Scenario Coverage Analyser for TFS
June 9, 2007
Paul Stovell has just publically released a tool that he worked on internally at Readify called the Scenario Coverage Analyser for TFS. The tool integrates the code coverage results with an attribute based mechanism for identifying what regions of code relate to different Scenario work items. After the build this data is then slurped into a modified data warehouse where it can then be reported upon. Paul has a great write up on his blog on how it all works.
For the past three weeks (bit of a break in between) I’ve been practicing Test Driven Development, although I didn’t really walk in during the morning and say “I’m going to do TDD” – the problem simply lended itself to that approach.
The two programming tasks that I’ve had over those two weeks both requirement to convert some kind of input to some kind of output. The code I was writing was replacing an existing system that was now end of life so I had a number of samples of input files and output files.
My approach was to write a test for each matching input/output pair and then drive my API to do the transformation that I would then compare (reference output to actual output).

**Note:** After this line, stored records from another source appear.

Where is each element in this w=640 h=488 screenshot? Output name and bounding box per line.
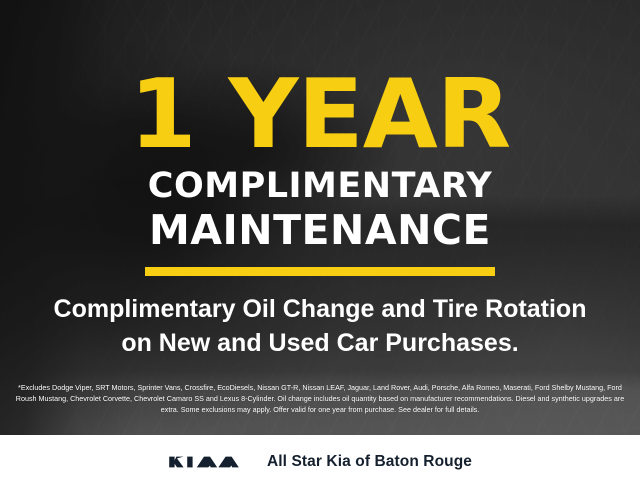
footer-logo-bar: All Star Kia of Baton Rouge: [0, 435, 640, 488]
yellow-divider-rule: [145, 267, 495, 276]
headline-secondary-line2: MAINTENANCE: [149, 210, 491, 251]
subheadline-line2: on New and Used Car Purchases.: [54, 327, 587, 360]
dealer-name: All Star Kia of Baton Rouge: [267, 453, 472, 471]
kia-logo-icon: [168, 452, 246, 472]
headline-secondary-line1: COMPLIMENTARY: [148, 169, 492, 204]
subheadline-line1: Complimentary Oil Change and Tire Rotati…: [54, 293, 587, 326]
promo-banner: 1 YEAR COMPLIMENTARY MAINTENANCE Complim…: [0, 0, 640, 488]
headline-primary: 1 YEAR: [129, 70, 510, 160]
subheadline: Complimentary Oil Change and Tire Rotati…: [54, 293, 587, 360]
banner-content: 1 YEAR COMPLIMENTARY MAINTENANCE Complim…: [0, 0, 640, 488]
disclaimer-text: *Excludes Dodge Viper, SRT Motors, Sprin…: [14, 382, 626, 415]
kia-logo[interactable]: [168, 452, 246, 472]
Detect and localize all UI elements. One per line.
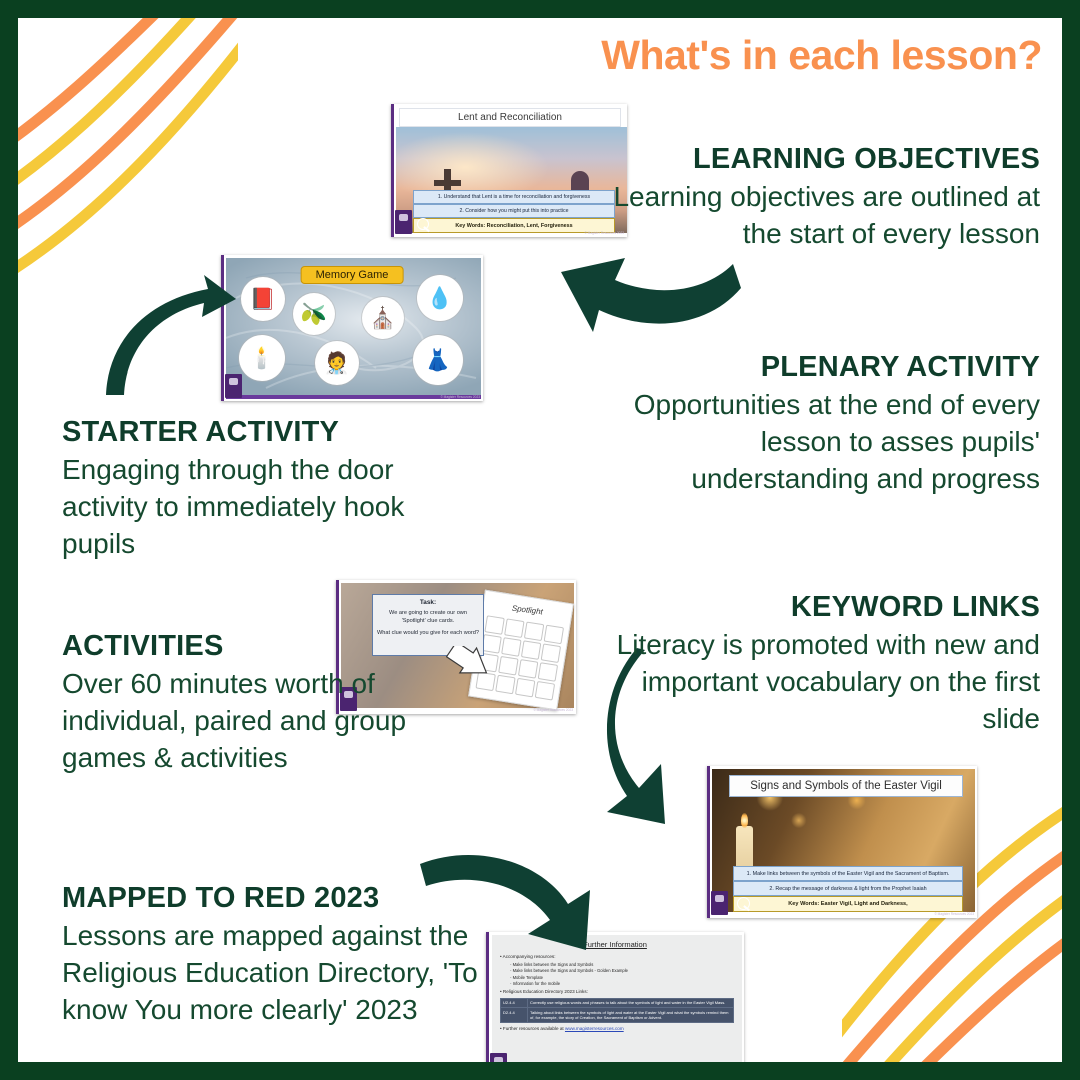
slide-objective-1: 1. Make links between the symbols of the…: [733, 866, 963, 881]
slide-objective-2: 2. Recap the message of darkness & light…: [733, 881, 963, 896]
block-body: Lessons are mapped against the Religious…: [62, 918, 492, 1029]
slide-thumbnail-memory-game[interactable]: Memory Game 📕 🫒 ⛪ 💧 🕯️ 🧑‍⚕️ 👗 © Magister…: [221, 255, 483, 401]
page-title: What's in each lesson?: [601, 32, 1042, 79]
slide-credit: © Magister Resources 2023: [533, 708, 573, 712]
slide-objective-1: 1. Understand that Lent is a time for re…: [413, 190, 615, 204]
text-block-learning-objectives: LEARNING OBJECTIVES Learning objectives …: [610, 143, 1040, 253]
priest-icon: 🧑‍⚕️: [315, 341, 359, 385]
slide-objective-2: 2. Consider how you might put this into …: [413, 204, 615, 218]
slide-credit: © Magister Resources 2023: [934, 912, 974, 916]
red-text: Correctly use religious words and phrase…: [528, 999, 734, 1008]
task-line-1: We are going to create our own 'Spotligh…: [377, 609, 479, 625]
block-heading: PLENARY ACTIVITY: [610, 351, 1040, 383]
text-block-activities: ACTIVITIES Over 60 minutes worth of indi…: [62, 630, 462, 777]
oil-jar-icon: 🫒: [293, 293, 335, 335]
water-drops-icon: 💧: [417, 275, 463, 321]
block-body: Learning objectives are outlined at the …: [610, 179, 1040, 253]
resource-list: Make links between the Signs and Symbols…: [510, 962, 734, 988]
corner-stripes-top-left: [18, 18, 238, 276]
slide-title: Lent and Reconciliation: [399, 108, 621, 127]
memory-game-title: Memory Game: [301, 266, 404, 284]
block-heading: MAPPED TO RED 2023: [62, 882, 492, 914]
block-heading: STARTER ACTIVITY: [62, 416, 452, 448]
publisher-logo: [225, 374, 242, 398]
block-body: Literacy is promoted with new and import…: [600, 627, 1040, 738]
block-heading: ACTIVITIES: [62, 630, 462, 662]
white-garment-icon: 👗: [413, 335, 463, 385]
slide-thumbnail-lent-reconciliation[interactable]: Lent and Reconciliation 1. Understand th…: [391, 104, 627, 237]
table-row: U2.4.4 Correctly use religious words and…: [501, 999, 734, 1008]
slide-body: • Accompanying resources: Make links bet…: [500, 954, 734, 1033]
text-block-mapped-to-red: MAPPED TO RED 2023 Lessons are mapped ag…: [62, 882, 492, 1029]
slide-left-bar: [391, 104, 394, 237]
block-heading: LEARNING OBJECTIVES: [610, 143, 1040, 175]
bullet-accompanying-resources: • Accompanying resources:: [500, 954, 734, 961]
text-block-plenary-activity: PLENARY ACTIVITY Opportunities at the en…: [610, 351, 1040, 498]
paschal-candle-icon: 🕯️: [239, 335, 285, 381]
slide-title: Further Information: [486, 940, 744, 949]
publisher-logo: [490, 1053, 507, 1062]
block-body: Over 60 minutes worth of individual, pai…: [62, 666, 462, 777]
red-links-table: U2.4.4 Correctly use religious words and…: [500, 998, 734, 1023]
text-block-starter-activity: STARTER ACTIVITY Engaging through the do…: [62, 416, 452, 563]
table-row: D2.4.4 Talking about links between the s…: [501, 1008, 734, 1023]
bullet-red-links: • Religious Education Directory 2023 Lin…: [500, 989, 734, 996]
slide-keywords: Key Words: Easter Vigil, Light and Darkn…: [733, 896, 963, 912]
poster-page: What's in each lesson? Lent and Reconcil…: [18, 18, 1062, 1062]
bible-icon: 📕: [241, 277, 285, 321]
block-heading: KEYWORD LINKS: [600, 591, 1040, 623]
task-heading: Task:: [377, 598, 479, 607]
list-item: Information for the mobile: [510, 981, 734, 987]
baptismal-font-icon: ⛪: [362, 297, 404, 339]
slide-left-bar: [221, 255, 224, 401]
magnifier-icon: [737, 897, 750, 910]
website-link[interactable]: www.magisterresources.com: [565, 1026, 624, 1031]
block-body: Engaging through the door activity to im…: [62, 452, 452, 563]
poster-canvas: What's in each lesson? Lent and Reconcil…: [0, 0, 1080, 1080]
slide-title: Signs and Symbols of the Easter Vigil: [729, 775, 963, 797]
slide-thumbnail-further-information[interactable]: Further Information • Accompanying resou…: [486, 932, 744, 1062]
slide-left-bar: [707, 766, 710, 918]
arrow-to-starter-activity-icon: [98, 273, 238, 398]
slide-credit: © Magister Resources 2023: [440, 395, 480, 399]
block-body: Opportunities at the end of every lesson…: [610, 387, 1040, 498]
bullet-further-resources: • Further resources available at www.mag…: [500, 1026, 734, 1033]
slide-thumbnail-easter-vigil[interactable]: Signs and Symbols of the Easter Vigil 1.…: [707, 766, 977, 918]
red-code: D2.4.4: [501, 1008, 528, 1023]
publisher-logo: [711, 891, 728, 915]
red-code: U2.4.4: [501, 999, 528, 1008]
text-block-keyword-links: KEYWORD LINKS Literacy is promoted with …: [600, 591, 1040, 738]
publisher-logo: [395, 210, 412, 234]
magnifier-icon: [417, 218, 429, 230]
red-text: Talking about links between the symbols …: [528, 1008, 734, 1023]
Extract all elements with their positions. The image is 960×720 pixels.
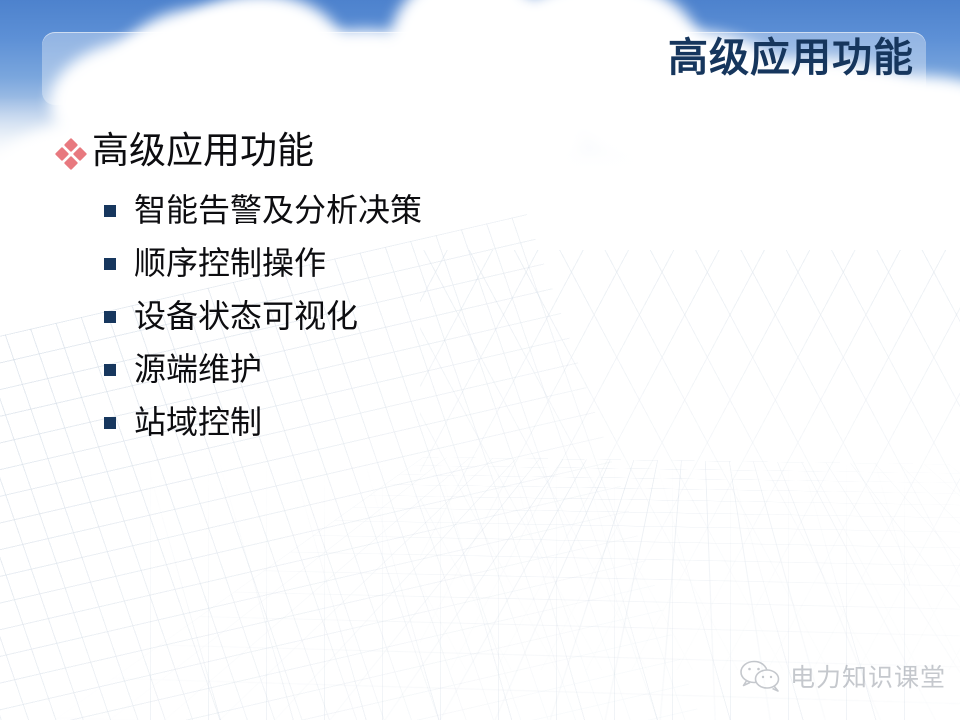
list-item-label: 设备状态可视化: [134, 294, 358, 338]
square-bullet-icon: [104, 258, 116, 270]
list-item: 智能告警及分析决策: [104, 188, 422, 241]
slide-content: 高级应用功能 智能告警及分析决策 顺序控制操作 设备状态可视化 源端维护 站域控…: [0, 0, 960, 720]
list-item: 设备状态可视化: [104, 294, 422, 347]
list-item: 顺序控制操作: [104, 241, 422, 294]
square-bullet-icon: [104, 205, 116, 217]
list-item: 站域控制: [104, 400, 422, 453]
square-bullet-icon: [104, 311, 116, 323]
square-bullet-icon: [104, 364, 116, 376]
watermark-label: 电力知识课堂: [790, 658, 946, 694]
list-item-label: 源端维护: [134, 347, 262, 391]
watermark: 电力知识课堂: [738, 658, 946, 694]
level1-bullet-label: 高级应用功能: [92, 132, 314, 173]
list-item-label: 智能告警及分析决策: [134, 188, 422, 232]
wechat-logo-icon: [738, 658, 784, 694]
square-bullet-icon: [104, 417, 116, 429]
level1-bullet: 高级应用功能: [56, 132, 314, 173]
slide-canvas: 高级应用功能 高级应用功能 智能告警及分析决策 顺序控制操作 设备状态可视化: [0, 0, 960, 720]
list-item: 源端维护: [104, 347, 422, 400]
level2-bullet-list: 智能告警及分析决策 顺序控制操作 设备状态可视化 源端维护 站域控制: [104, 188, 422, 453]
list-item-label: 站域控制: [134, 400, 262, 444]
diamond-cluster-bullet-icon: [56, 140, 86, 170]
list-item-label: 顺序控制操作: [134, 241, 326, 285]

I started off thinking a little bit about how I would like to drive the API and then I started implementing it.
Obviously when I started all the tests failed, and in fact for the one that I just finished it took five days to get the first test to pass. In order to know more about how well I was tracking over that period of time I actually got the unit test to do a byte-by-byte comparison of the input and tell me how far I got up to.
I found that the tests help focus me from an implementation perspective because I knew I had to get the first test passing, and once I had done that the other four tests would need to pass as well, because they didn’t I realised that the rule I had come up with to do the conversion wasn’t quite right. The kinds of problems having multiple match inputs/outputs helped me solve were:
- String trimming.
- Timezone conversions.
- Coping with missing data.
In the end I got all five tests passing and I asked for some more recent samples. In the end I had nine tests passing and one failing, and as it turned out the tenth test (the one that failed) actually was a bug in the existing system which my code didn’t manifest, in that case we changed the test condition
Overall it has been a fairly positive testing experience.